Executive director of the PSOJ Imega Breese McNab, speaking at a recent Jamaica Observer Business Forum, said that the entity in strengthening this effort is now moving to become a full member of the larger Caricom Private Sector Organisation (CPSO).
The CPSO incorporated in 2020 was formed to mobilise and advance private sector participation in Caricom and is also mandated with overseeing the full implementation of the Caricom Single Market and Economy (CSME).
The establishment of the CPSO emanated out of numerous calls for the region to have that single, unified voice tasked with representing the collective interest of individual states replacing what was said to have been a more national and corporate self-interest that existed prior.
“We currently have a very close relationship with the CPSO and we are actually now looking at onboarding to become a member of that body as we do believe that regional integration is important,” Breese McNab shared with the Caribbean Business Report.
“We believe that Caricom is a good market for us as private sector companies, we see a lot of businesses doing joint ventures, expanding and exporting to the region as well as doing mergers, so it is an area that we have to be very aware of what is happening, so we will in short order be onboarding as a member of the CPSO,” she said.
Highlighting the areas of regional integration, food security and region’s food import bill and intra-regional movement, the PSOJ said it will be taking greater steps to ramp up its advocacy in a number of other areas of concern for the region.
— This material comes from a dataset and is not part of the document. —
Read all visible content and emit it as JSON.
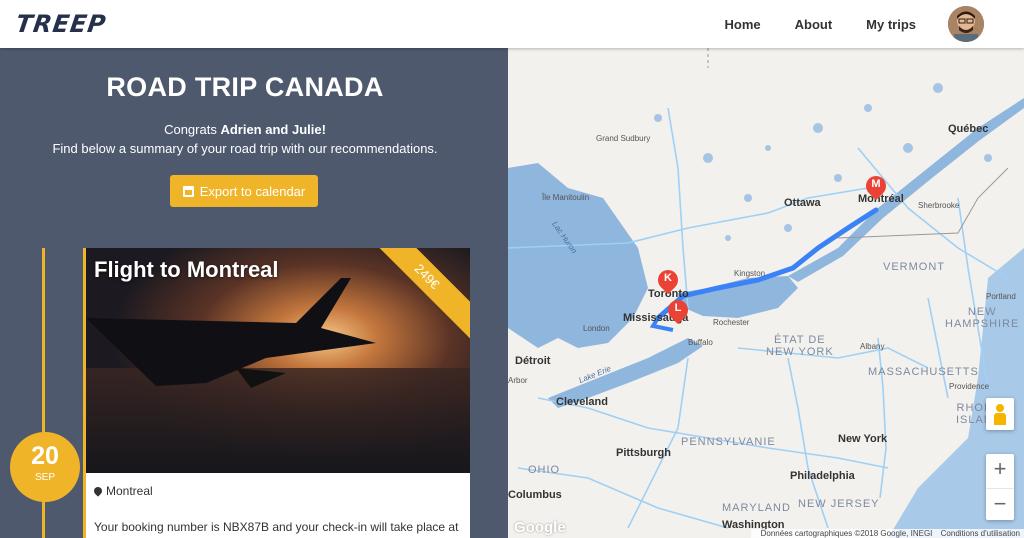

“There are a number of other issues that will be going to the heads pretty soon such as the front of package labelling (FOPL) as well as the matter of the global minimum tax — which is a current issue, that we will have to look at as a region. There are other issues as it relates to the movement of labour — so we have to be integral in the discussions,” Breese McNab stated.
Though not yet officially a member of the regional body, Breese McNab said the local arm is currently well represented by stalwart past presidents PB Scott and William Mahfood — both of whom sit on the current executive team in the roles of vice-chairman and executive committee member, respectively.
“So we do have members that sit at the highest level of the CPSO and if there are matters that the PSOJ sees as important, we usually send a representative to the Council for Trade and Economic Development (COTED) meetings to ensure that our views are represented,” the executive director said.